Section 603 has other problems. The scope of the kind of Internet platforms that would be covered by the proposal is enormous. The reporting mandate applies to an “electronic communication service” (ECS) and a “remote computing service” (RCS). An ECS is arguably any service that provides a person with the ability to communicate with others electronically. The definition of “remote computing service” is “the provision to the public of computer storage or processing services by means of an electronic communications system.” These terms create a huge universe of entities subject to the mandate, including but certainly not limited to social media companies, search engines, Internet service providers, blogs, community bulletin boards, universities, advocacy organizations, and religious institutions.

Further, the proposal would not limit the reporting requirement to publicly viewable sites.
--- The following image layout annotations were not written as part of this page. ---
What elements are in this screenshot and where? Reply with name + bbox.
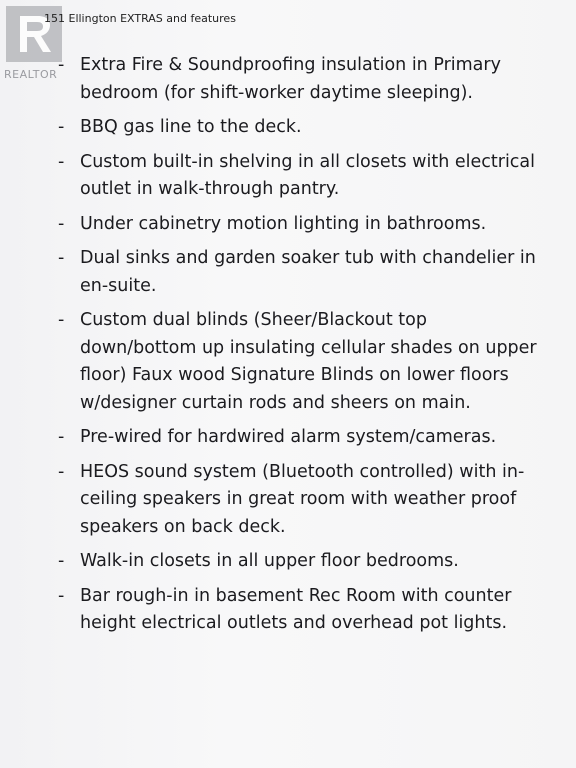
list-item xyxy=(58,583,538,638)
features-list xyxy=(58,52,538,645)
bullet-dash: - xyxy=(58,117,65,137)
list-item xyxy=(58,52,538,107)
bullet-dash: - xyxy=(58,585,65,606)
bullet-dash: - xyxy=(58,461,65,482)
list-item-text: HEOS sound system (Bluetooth controlled) with in-ceiling speakers in great room with weather proof speakers on back deck. xyxy=(80,461,525,537)
page-heading: 151 Ellington EXTRAS and features xyxy=(44,12,236,25)
list-item xyxy=(58,245,538,300)
bullet-dash: - xyxy=(58,551,65,571)
list-item xyxy=(58,307,538,417)
list-item-text: Walk-in closets in all upper floor bedrooms. xyxy=(80,551,459,571)
watermark-text: REALTOR xyxy=(4,68,58,81)
list-item-text: Custom dual blinds (Sheer/Blackout top down/bottom up insulating cellular shades on upper floor) Faux wood Signature Blinds on lower floors w/designer curtain rods and sheers on main. xyxy=(80,310,537,413)
bullet-dash: - xyxy=(58,151,65,172)
list-item xyxy=(58,548,538,576)
bullet-dash: - xyxy=(58,310,65,330)
bullet-dash: - xyxy=(58,55,65,75)
list-item xyxy=(58,149,538,204)
list-item-text: BBQ gas line to the deck. xyxy=(80,117,302,137)
bullet-dash: - xyxy=(58,248,65,268)
list-item xyxy=(58,424,538,452)
list-item-text: Bar rough-in in basement Rec Room with counter height electrical outlets and overhead pot lights. xyxy=(80,585,512,633)
list-item-text: Pre-wired for hardwired alarm system/cameras. xyxy=(80,427,497,447)
bullet-dash: - xyxy=(58,213,65,234)
list-item xyxy=(58,211,538,239)
bullet-dash: - xyxy=(58,427,65,447)
list-item-text: Extra Fire & Soundproofing insulation in Primary bedroom (for shift-worker daytime sleeping). xyxy=(80,55,501,103)
list-item xyxy=(58,114,538,142)
list-item xyxy=(58,459,538,542)
list-item-text: Dual sinks and garden soaker tub with chandelier in en-suite. xyxy=(80,248,536,296)
list-item-text: Under cabinetry motion lighting in bathrooms. xyxy=(80,213,487,234)
list-item-text: Custom built-in shelving in all closets with electrical outlet in walk-through pantry. xyxy=(80,151,536,199)
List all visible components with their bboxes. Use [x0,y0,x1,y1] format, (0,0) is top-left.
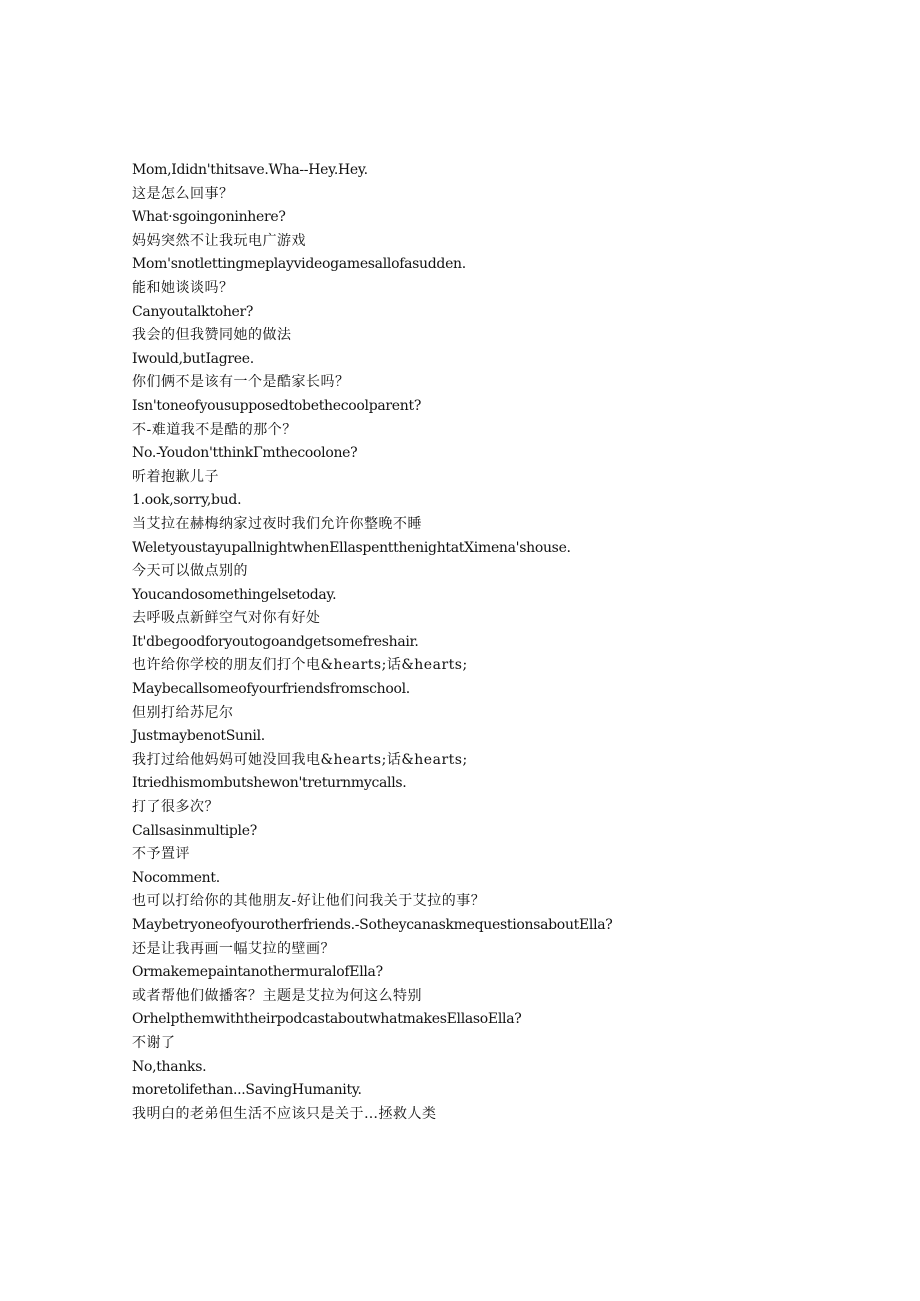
subtitle-line-chinese: 打了很多次？ [132,799,219,816]
subtitle-line-chinese: 或者帮他们做播客？主题是艾拉为何这么特别 [132,987,422,1004]
subtitle-line-english: What·sgoingoninhere? [132,209,286,226]
subtitle-line-chinese: 不予置评 [132,846,190,863]
subtitle-line-english: Itriedhismombutshewon'treturnmycalls. [132,775,407,792]
subtitle-line-chinese: 你们俩不是该有一个是酷家长吗？ [132,374,350,391]
subtitle-line-chinese: 不-难道我不是酷的那个？ [132,421,297,438]
subtitle-line-chinese: 还是让我再画一幅艾拉的壁画？ [132,940,335,957]
subtitle-line-chinese: 我打过给他妈妈可她没回我电&hearts;话&hearts; [132,751,468,768]
subtitle-line-english: No.-Youdon'tthinkΓmthecoolone? [132,445,358,462]
subtitle-line-chinese: 不谢了 [132,1034,176,1051]
subtitle-line-english: Callsasinmultiple? [132,822,257,839]
subtitle-line-chinese: 能和她谈谈吗？ [132,279,234,296]
subtitle-line-chinese: 但别打给苏尼尔 [132,704,234,721]
subtitle-line-chinese: 这是怎么回事？ [132,185,234,202]
subtitle-line-english: Mom'snotlettingmeplayvideogamesallofasudden. [132,256,466,273]
subtitle-line-english: Nocomment. [132,869,220,886]
subtitle-line-english: Youcandosomethingelsetoday. [132,586,337,603]
subtitle-line-english: WeletyoustayupallnightwhenEllaspentthenightatXimena'shouse. [132,539,571,556]
subtitle-line-english: 1.ook,sorry,bud. [132,492,242,509]
subtitle-line-chinese: 去呼吸点新鲜空气对你有好处 [132,610,321,627]
subtitle-line-english: OrhelpthemwiththeirpodcastaboutwhatmakesEllasoElla? [132,1011,522,1028]
subtitle-line-english: Maybetryoneofyourotherfriends.-SotheycanaskmequestionsaboutElla? [132,917,613,933]
subtitle-line-english: Isn'toneofyousupposedtobethecoolparent? [132,397,422,414]
subtitle-line-chinese: 当艾拉在赫梅纳家过夜时我们允许你整晚不睡 [132,515,422,532]
subtitle-line-english: No,thanks. [132,1058,207,1075]
subtitle-line-chinese: 妈妈突然不让我玩电广游戏 [132,232,306,249]
subtitle-line-chinese: 今天可以做点别的 [132,563,248,580]
subtitle-line-chinese: 也许给你学校的朋友们打个电&hearts;话&hearts; [132,657,468,674]
subtitle-line-english: moretolifethan...SavingHumanity. [132,1082,362,1099]
subtitle-line-english: Canyoutalktoher? [132,303,254,320]
subtitle-line-chinese: 我会的但我赞同她的做法 [132,327,292,344]
subtitle-line-chinese: 也可以打给你的其他朋友-好让他们问我关于艾拉的事？ [132,893,486,910]
subtitle-line-english: It'dbegoodforyoutogoandgetsomefreshair. [132,633,419,650]
subtitle-line-chinese: 听着抱歉儿子 [132,468,219,485]
subtitle-line-english: JustmaybenotSunil. [132,728,265,745]
subtitle-line-english: OrmakemepaintanothermuralofElla? [132,964,383,981]
subtitle-transcript [132,159,832,1126]
subtitle-line-chinese: 我明白的老弟但生活不应该只是关于…拯救人类 [132,1105,437,1122]
subtitle-line-english: Iwould,butIagree. [132,350,254,367]
subtitle-line-english: Maybecallsomeofyourfriendsfromschool. [132,681,410,698]
subtitle-line-english: Mom,Ididn'thitsave.Wha--Hey.Hey. [132,162,368,178]
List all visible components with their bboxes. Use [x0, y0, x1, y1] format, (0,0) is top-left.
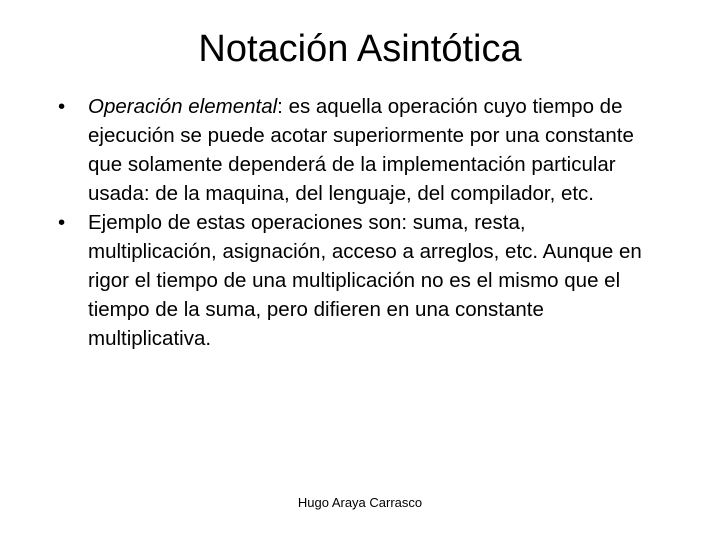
- bullet-text: Ejemplo de estas operaciones son: suma, resta, multiplicación, asignación, acceso a arreglos, etc. Aunque en rigor el tiempo de una multiplicación no es el mismo que el tiempo de la suma, pero difieren en una constante multiplicativa.: [88, 211, 642, 350]
- slide-title: Notación Asintótica: [198, 28, 522, 70]
- bullet-list: [58, 92, 658, 353]
- bullet-text: : es aquella operación cuyo tiempo de ejecución se puede acotar superiormente por una constante que solamente dependerá de la implementación particular usada: de la maquina, del lenguaje, del compilador, etc.: [88, 95, 634, 205]
- bullet-item-ejemplo: [58, 208, 658, 353]
- bullet-icon: •: [58, 95, 66, 118]
- bullet-term: Operación elemental: [88, 95, 278, 118]
- bullet-item-operacion-elemental: [58, 92, 658, 208]
- bullet-icon: •: [58, 211, 66, 234]
- footer-author: Hugo Araya Carrasco: [297, 495, 423, 510]
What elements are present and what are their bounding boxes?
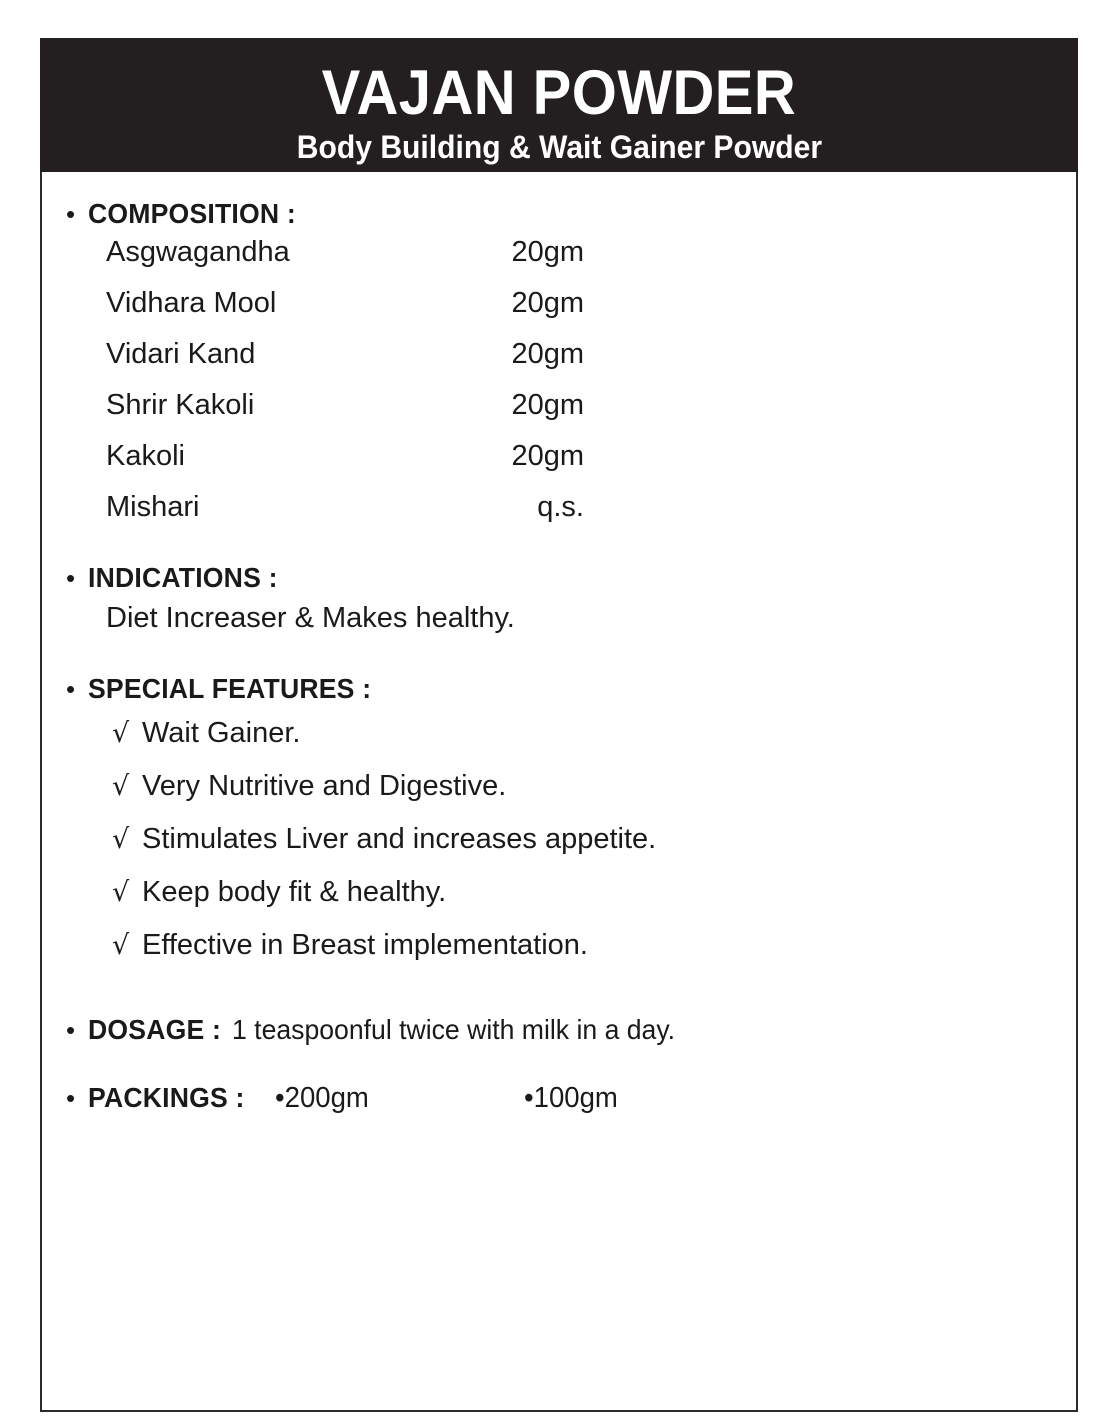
packing-option: •200gm (274, 1082, 369, 1114)
indications-text: Diet Increaser & Makes healthy. (106, 602, 515, 634)
feature-label: Keep body fit & healthy. (142, 876, 447, 908)
list-item (64, 772, 1052, 801)
special-features-list (64, 719, 1052, 960)
ingredient-quantity: 20gm (511, 287, 584, 319)
spacer (64, 1052, 1052, 1082)
bullet-icon: • (66, 563, 76, 593)
section-heading-indications (64, 562, 1052, 594)
packings-values (275, 1082, 623, 1115)
dosage-text: 1 teaspoonful twice with milk in a day. (232, 1014, 676, 1045)
indications-heading-label: INDICATIONS : (88, 562, 278, 593)
product-subtitle: Body Building & Wait Gainer Powder (296, 128, 822, 165)
product-label-card (40, 38, 1078, 1412)
bullet-icon: • (66, 1083, 76, 1113)
ingredient-name: Vidari Kand (106, 338, 256, 370)
ingredient-name: Shrir Kakoli (106, 389, 255, 421)
ingredient-name: Asgwagandha (106, 236, 290, 268)
table-row (64, 493, 584, 544)
section-heading-composition (64, 198, 1052, 230)
special-features-heading-label: SPECIAL FEATURES : (88, 673, 372, 704)
list-item (64, 825, 1052, 854)
feature-label: Effective in Breast implementation. (142, 929, 588, 961)
ingredient-quantity: 20gm (511, 338, 584, 370)
check-icon: √ (112, 877, 130, 908)
page-title: VAJAN POWDER (321, 57, 797, 128)
ingredient-name: Kakoli (106, 440, 185, 472)
bullet-icon: • (66, 1015, 76, 1045)
spacer (64, 544, 1052, 562)
label-header-bar (40, 38, 1078, 172)
table-row (64, 340, 584, 391)
table-row (64, 289, 584, 340)
composition-table (64, 238, 584, 544)
feature-label: Very Nutritive and Digestive. (142, 770, 507, 802)
list-item (64, 719, 1052, 748)
bullet-icon: • (66, 674, 76, 704)
table-row (64, 238, 584, 289)
label-body (42, 172, 1076, 1410)
section-heading-packings (64, 1082, 1052, 1115)
list-item (64, 878, 1052, 907)
bullet-icon: • (66, 199, 76, 229)
ingredient-name: Vidhara Mool (106, 287, 277, 319)
check-icon: √ (112, 771, 130, 802)
check-icon: √ (112, 930, 130, 961)
feature-label: Stimulates Liver and increases appetite. (142, 823, 657, 855)
check-icon: √ (112, 824, 130, 855)
table-row (64, 442, 584, 493)
table-row (64, 391, 584, 442)
packing-option: •100gm (523, 1082, 618, 1114)
ingredient-quantity: 20gm (511, 440, 584, 472)
list-item (64, 931, 1052, 960)
check-icon: √ (112, 718, 130, 749)
dosage-heading-label: DOSAGE : (88, 1014, 222, 1045)
feature-label: Wait Gainer. (142, 717, 301, 749)
ingredient-quantity: 20gm (511, 236, 584, 268)
ingredient-quantity: 20gm (511, 389, 584, 421)
packings-heading-label: PACKINGS : (88, 1082, 245, 1113)
section-heading-dosage (64, 1014, 1052, 1046)
spacer (64, 633, 1052, 673)
spacer (64, 984, 1052, 1014)
ingredient-name: Mishari (106, 491, 200, 523)
section-heading-special-features (64, 673, 1052, 705)
ingredient-quantity: q.s. (537, 491, 584, 523)
composition-heading-label: COMPOSITION : (88, 198, 296, 229)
It would require a cloud storage provider to police a third party’s internal, stored communications to avoid the potential liability under the provision.

For all of the reasons above, Senator Wyden was right to object to the reporting mandate.

And the Senate Select Committee is right to raise concerns with the use of the Internet by terrorist organizations. Confronting such use, however, must not be done at the expense of the First Amendment and by requiring Internet companies to police and report on their users’ activities.